Pictures imperfect

Readers of this newspaper were mesmerized this week by staff photographer Luis Sinco’s two-part series about Lance Cpl. James Blake Miller, the man behind his now famous portrait, “Marlboro Marine.” Taken in 2004 during the battle of Fallouja, the photograph shows a weary Marine staring into the morning sun. His face is smeared with mud, the bridge of his nose is bloodied, and a cigarette dangles from his lips with a Bogart-style insouciance we rarely see anymore.

Sinco’s photograph, which appeared on the front pages of 160 newspapers and was a finalist for a Pulitzer Prize, is among the most celebrated photographs from the Iraq war to date. It is also, to my mind, the least consistent with the predominant aesthetic of the images that define this war. And that may be why we like it so much.

Despite all the professional “shooters” doing their best to cover the war, much of the action we see is brought to us by the people doing the fighting. Soldiers record artillery fire with hand-held digital video recorders and post the clips on YouTube.
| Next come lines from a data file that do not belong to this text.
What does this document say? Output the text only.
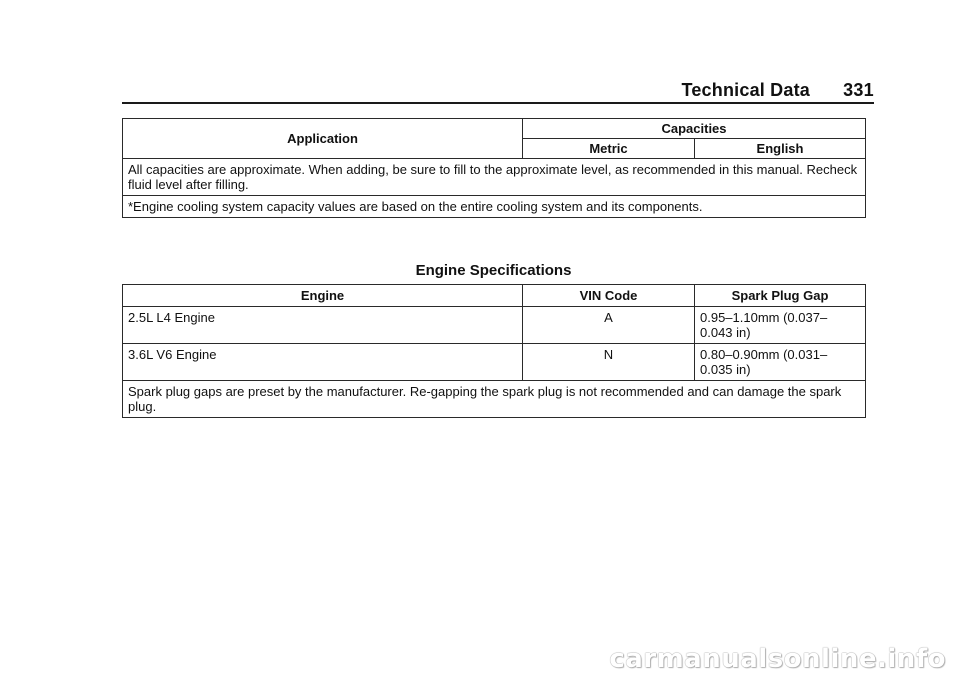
Technical Data 331
Application	Capacities	
	Metric	English
All capacities are approximate. When adding, be sure to fill to the approximate level, as recommended in this manual. Recheck fluid level after filling.		
*Engine cooling system capacity values are based on the entire cooling system and its components.		
Engine Specifications
Engine	VIN Code	Spark Plug Gap
2.5L L4 Engine	A	0.95–1.10mm (0.037–
0.043 in)
3.6L V6 Engine	N	0.80–0.90mm (0.031–
0.035 in)
Spark plug gaps are preset by the manufacturer. Re-gapping the spark plug is not recommended and can damage the spark plug.		
carmanualsonline.info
Snapshots taken with cellphones -- some as innocuous as tourist photos, others downright gruesome -- abound on the Internet. In other words, to look at photographs of the Iraq war is, quite often, to see guerrilla photojournalism.

In fact, it’s worth noting that many of the war’s most memorable photographs have come from nonprofessionals who, in true 21st century fashion, just happen to carry cameras with them most of the time. While certain recognizable moments -- the toppling of the statue of Saddam Hussein in Baghdad in 2003, for example -- were well documented by the pros, there are other familiar images that look as though the person who took them was more interested in having a souvenir than producing a historical document. Sure, we remember the news photos of the dapper, combative Hussein at his trial. But who can forget the infamous images of the imprisoned Hussein in his underwear, which appeared to have been taken by someone who just wanted some really cool pictures to e-mail home?


Then, of course, there are the Abu Ghraib photos. They may permanently remain the most iconic images of the war, and a few in particular will likely become signature documents of the 21st century. But what are we to make of the fact that the images came out not because a photojournalist was there and made a decision -- used his or her trained eye -- to take pictures, but because a handful of very disturbed people decided to show off?

Historically speaking, the images from Abu Ghraib are every bit as important as the most famous images from the Vietnam War -- for example, Nick Ut’s photograph of a naked girl running down the road after a napalm attack on her village in 1972, or Eddie Adams’ photograph of Lt. Col. Nguyen Ngoc Loan executing a Viet Cong prisoner in 1968. But they don’t look as important. It’s not just that everything has more gravitas in black and white. It’s that the people taking the Abu Ghraib pictures were not doing so as witnesses or communicators or artists (a professional photojournalist is all three at once) but as gloaters. The result is that a human rights debacle is documented in a style more appropriate to spring break beer-chugging contests in Cancun.

As for a lot of the other footage from Iraq, it too embodies a mise-en-scene that might be described as the YouTube New Wave. When I called Sinco to ask why this was, he pointed out another piece of this equation, which is that the Pentagon is now running a much tighter public relations ship than it did during Vietnam. Between that and the dangers to journalists in general in Iraq, the professionals can’t always get to where the most effective shots might be, and they aren’t taking or transmitting as many pictures as they might otherwise.

“From colleagues I’ve talked to, it sounded like in Vietnam you could catch a helicopter anywhere in the country,” Sinco told me. “It’s a totally different deal now . . . there’s a censorship mechanism in place. [The military] does not want another shot of a kid crying over his dead parents.”


As for the Marlboro Marine photo (which prompted the military to offer Miller an early discharge, lest this poster boy ended up wounded or dead; Miller refused), Sinco suggests that people love it because the subject’s face shows the full spectrum of emotions and they can pick and choose from any of them. “The pro-war crowd saw patriotism,” he said. “The antiwar crowd saw a damaged person.”

But I’m still inclined to think that many of us, regardless of our position on the war, were drawn to the photograph simply because it looked so different from what we’re used to seeing from Iraq. Unlike a seat-of-the-pants snapshot from a cellphone, it bore the hallmarks of a photographer who, even in the heat of battle when he’s shooting like crazy, knows what he’s doing. In a war in which people increasingly seem to feel they don’t know what they’re doing, that’s a powerful message, a powerful illusion. And what is great photography if not that?